Reputation: 298
The default order in scrapy is alphabet,i have read some post to use OrderedDict to output item in customized order.
I write a spider follow the webpage.
How to get order of fields in Scrapy item
My items.py.
import scrapy
from collections import OrderedDict
class OrderedItem(scrapy.Item):
def __init__(self, *args, **kwargs):
self._values = OrderedDict()
if args or kwargs:
for k, v in six.iteritems(dict(*args, **kwargs)):
self[k] = v
class StockinfoItem(OrderedItem):
name = scrapy.Field()
phone = scrapy.Field()
address = scrapy.Field()
The simple spider file.
import scrapy
from info.items import InfoItem
class InfoSpider(scrapy.Spider):
name = 'Info'
allowed_domains = ['quotes.money.163.com']

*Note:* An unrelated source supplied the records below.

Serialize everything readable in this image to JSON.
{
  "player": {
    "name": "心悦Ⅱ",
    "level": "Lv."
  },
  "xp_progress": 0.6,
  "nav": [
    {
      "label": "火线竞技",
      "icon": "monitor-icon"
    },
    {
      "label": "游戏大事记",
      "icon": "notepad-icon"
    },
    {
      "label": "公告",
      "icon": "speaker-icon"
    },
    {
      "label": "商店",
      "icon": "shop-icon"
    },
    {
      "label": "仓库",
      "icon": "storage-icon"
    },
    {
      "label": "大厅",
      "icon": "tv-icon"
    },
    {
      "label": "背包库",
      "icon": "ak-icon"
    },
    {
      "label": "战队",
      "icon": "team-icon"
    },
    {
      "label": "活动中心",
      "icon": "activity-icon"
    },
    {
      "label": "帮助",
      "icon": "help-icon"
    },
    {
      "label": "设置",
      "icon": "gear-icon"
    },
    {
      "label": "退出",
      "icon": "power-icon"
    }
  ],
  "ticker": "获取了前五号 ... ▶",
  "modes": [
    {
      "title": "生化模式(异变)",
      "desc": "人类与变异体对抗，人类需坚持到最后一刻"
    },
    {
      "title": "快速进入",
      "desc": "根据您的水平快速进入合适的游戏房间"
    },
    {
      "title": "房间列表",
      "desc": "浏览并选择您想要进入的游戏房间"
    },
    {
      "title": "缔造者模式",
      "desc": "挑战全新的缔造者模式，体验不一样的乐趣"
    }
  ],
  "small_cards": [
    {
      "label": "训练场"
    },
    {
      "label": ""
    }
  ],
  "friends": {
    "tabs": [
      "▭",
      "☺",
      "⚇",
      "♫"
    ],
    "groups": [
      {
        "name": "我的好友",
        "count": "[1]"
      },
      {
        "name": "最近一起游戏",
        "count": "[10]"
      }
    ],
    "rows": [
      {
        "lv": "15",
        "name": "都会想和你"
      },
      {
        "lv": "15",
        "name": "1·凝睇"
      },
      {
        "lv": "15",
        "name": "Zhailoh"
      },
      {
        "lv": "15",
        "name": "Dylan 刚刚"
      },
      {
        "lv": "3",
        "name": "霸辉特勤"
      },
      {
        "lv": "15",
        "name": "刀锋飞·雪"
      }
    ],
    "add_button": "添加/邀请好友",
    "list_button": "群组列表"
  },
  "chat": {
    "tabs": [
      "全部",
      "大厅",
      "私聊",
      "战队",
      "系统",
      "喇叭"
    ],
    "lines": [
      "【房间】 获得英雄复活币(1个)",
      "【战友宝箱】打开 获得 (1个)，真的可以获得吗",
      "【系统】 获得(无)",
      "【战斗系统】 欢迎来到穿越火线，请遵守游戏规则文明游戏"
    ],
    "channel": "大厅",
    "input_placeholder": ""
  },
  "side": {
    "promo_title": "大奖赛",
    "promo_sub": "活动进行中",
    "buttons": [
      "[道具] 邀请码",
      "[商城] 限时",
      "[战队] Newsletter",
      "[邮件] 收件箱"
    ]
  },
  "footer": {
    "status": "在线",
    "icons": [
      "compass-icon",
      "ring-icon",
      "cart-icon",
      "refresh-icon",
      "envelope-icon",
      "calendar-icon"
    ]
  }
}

start_urls = [ "http://quotes.money.163.com/f10/gszl_600023.html"]
def parse(self, response):
item = InfoItem()
item["name"] = response.xpath('/html/body/div[2]/div[4]/table/tr[2]/td[2]/text()').extract()
item["phone"] = response.xpath('/html/body/div[2]/div[4]/table/tr[7]/td[4]/text()').extract()
item["address"] = response.xpath('/html/body/div[2]/div[4]/table/tr[2]/td[4]/text()').extract()
item.items()
yield item
The scrapy info when to run the spider.
2019-04-25 13:45:01 [scrapy.core.scraper] DEBUG: Scraped from <200 http://quotes.money.163.com/f10/gszl_600023.html>
{'address': ['浙江省杭州市天目山路152号浙能大厦'],'name': ['浙能电力'],'phone': ['0571-87210223']}
Why i can't get such desired order as below?
{'name': ['浙能电力'],'phone': ['0571-87210223'],'address': ['浙江省杭州市天目山路152号浙能大厦']}
Thank for Gallaecio's advice, to add the following in settings.py.
FEED_EXPORT_FIELDS=['name','phone','address']
Execute the spider and output to csv file.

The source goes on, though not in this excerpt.